Test input Expected output What it validates
3x3 valid X YES correct structure
all equal NO rejects uniform grid
diagonal mismatch NO enforces diagonal consistency
malformed center NO center constraint handling
larger valid YES scalability and full pattern

Edge Cases

One edge case is when all characters in the grid are identical. The algorithm sets diag from the first diagonal cell and other from the first off-diagonal cell, but both will become the same character. The final check diag == other correctly rejects this case.
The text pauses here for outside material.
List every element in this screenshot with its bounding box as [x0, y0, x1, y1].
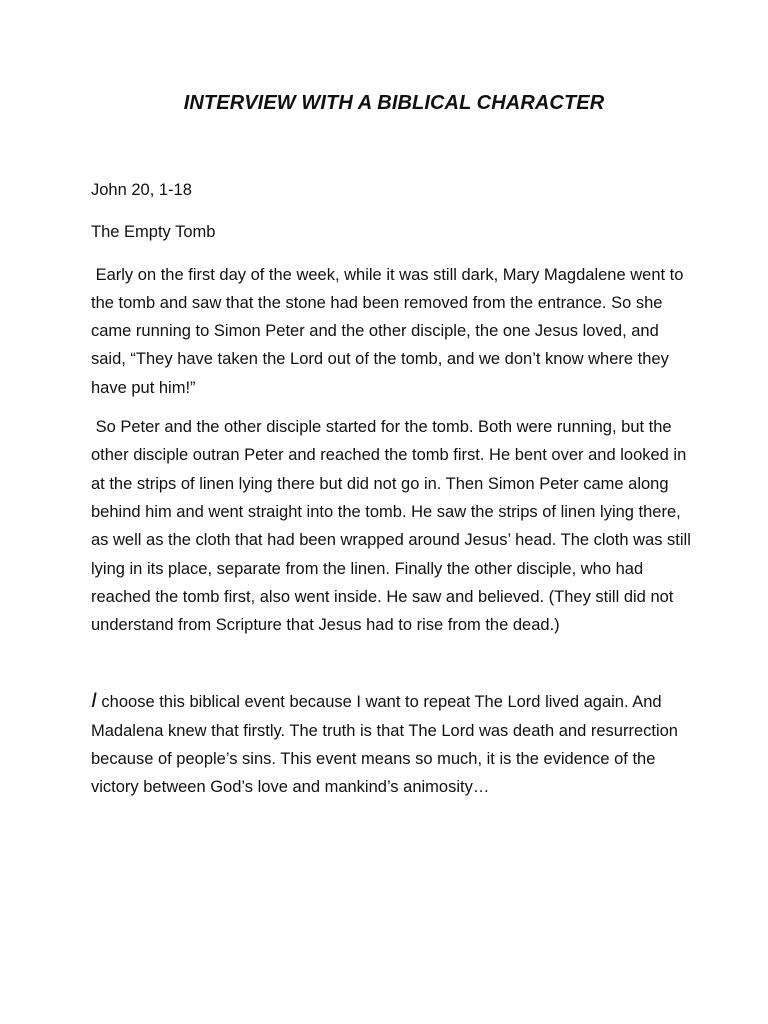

Another edge case occurs when only diagonals exist, such as in a minimal grid where off-diagonal cells are few but non-empty. The classification still ensures at least one off-diagonal cell is present in valid inputs; otherwise other remains unset and the final condition rejects it.

A third edge case involves inconsistent diagonals, where the main diagonal is uniform but the anti-diagonal differs. This is caught immediately during traversal because both are treated under the same diag variable, forcing global consistency rather than per-diagonal independence.